When the camera scanned back to the limousine driving away, a far too familiar image near the back of the crowd shot adrenaline into Trent’s bloodstream. In three strides, he was across the office, tapping at the screen. “Are we recording this? Can we get a recording?”
Katie turned her laptop around and typed. “I can get a feed off the station’s website. Wait...”
“What is it, junior?” Max asked.
She pulled up the website as they gathered around her. “I’ve got it. They’re replaying the interview.”
“Freeze it. There.” Trent rested a hand on her shoulder and pointed to the man in the crowd who’d just snapped a photograph of the group at the limousine. Brown hair, long wool coat. Although he couldn’t see the telltale shoes, he recognized the nondescript features and receding hairline. “That’s John Smith. That’s the guy who tried to break in to Katie’s apartment.”
“Is he part of Asher’s entourage?” the lieutenant asked.
“Is he a reporter?” was Liv’s guess.
“Hold on.” Katie went for a more definitive answer. Using her mouse, she framed the suspect in the picture and clicked a screen shot of his image. “Now that we’ve got a face, I can blow it up and run him through recognition protocols. If he’s in the system, I can track him down.”

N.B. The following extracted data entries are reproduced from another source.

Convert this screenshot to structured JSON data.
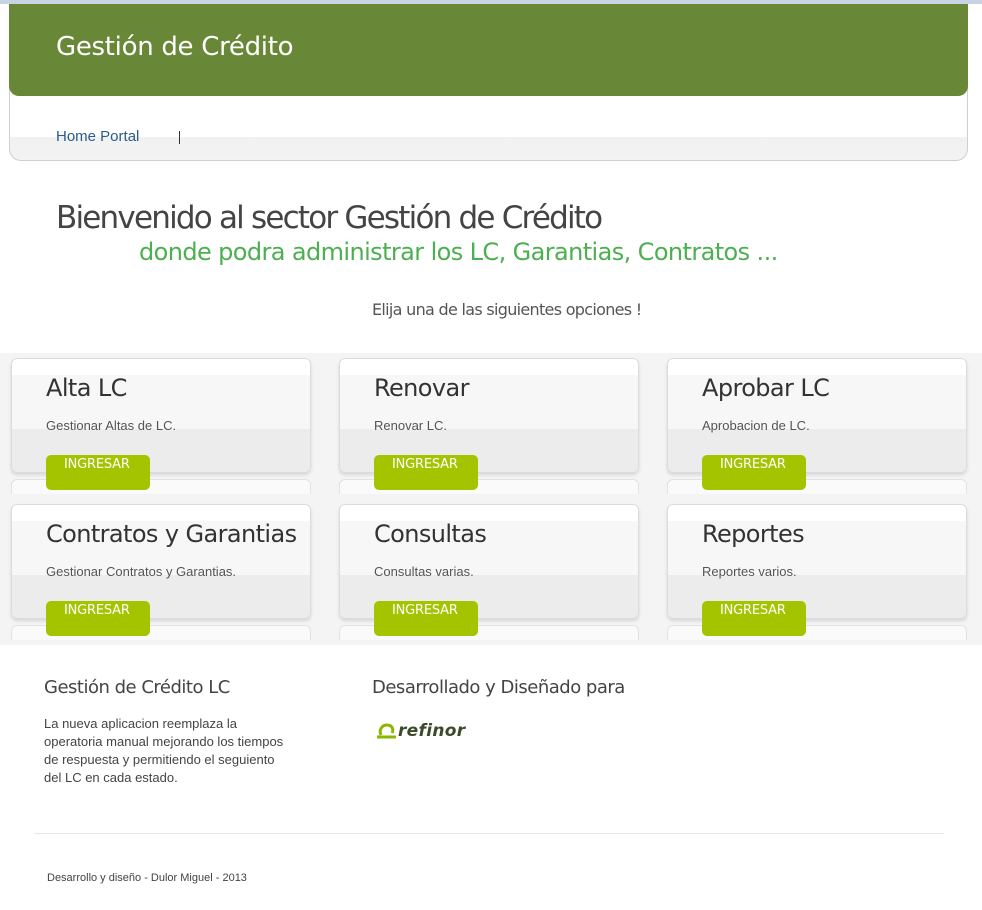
{
  "header": {
    "title": "Gestión de Crédito"
  },
  "nav": {
    "home": "Home Portal"
  },
  "welcome": {
    "title": "Bienvenido al sector Gestión de Crédito",
    "subtitle": "donde podra administrar los LC, Garantias, Contratos ...",
    "choose": "Elija una de las siguientes opciones !"
  },
  "options": [
    {
      "title": "Alta LC",
      "desc": "Gestionar Altas de LC.",
      "button": "INGRESAR"
    },
    {
      "title": "Renovar",
      "desc": "Renovar LC.",
      "button": "INGRESAR"
    },
    {
      "title": "Aprobar LC",
      "desc": "Aprobacion de LC.",
      "button": "INGRESAR"
    },
    {
      "title": "Contratos y Garantias",
      "desc": "Gestionar Contratos y Garantias.",
      "button": "INGRESAR"
    },
    {
      "title": "Consultas",
      "desc": "Consultas varias.",
      "button": "INGRESAR"
    },
    {
      "title": "Reportes",
      "desc": "Reportes varios.",
      "button": "INGRESAR"
    }
  ],
  "footer": {
    "about_title": "Gestión de Crédito LC",
    "about_text": "La nueva aplicacion reemplaza la operatoria manual mejorando los tiempos de respuesta y permitiendo el seguiento del LC en cada estado.",
    "made_for": "Desarrollado y Diseñado para",
    "logo_text": "refinor",
    "credits": "Desarrollo y diseño - Dulor Miguel - 2013"
  },
  "colors": {
    "header": "#688837",
    "button": "#a4c400",
    "accent_text": "#4caf50"
  }
}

She pulled back when a private investigator’s license showed up on the screen, along with three different driver’s licenses and a state ID card. John Smith apparently had several aliases he used, and not a one of them looked legit lined up like that. But there was at least one thing in common on two of the cards—an address.
Trent pulled his notepad and jotted it down. “That’s downtown. Probably an office building.”
Katie looked up at Trent. “Go get him.”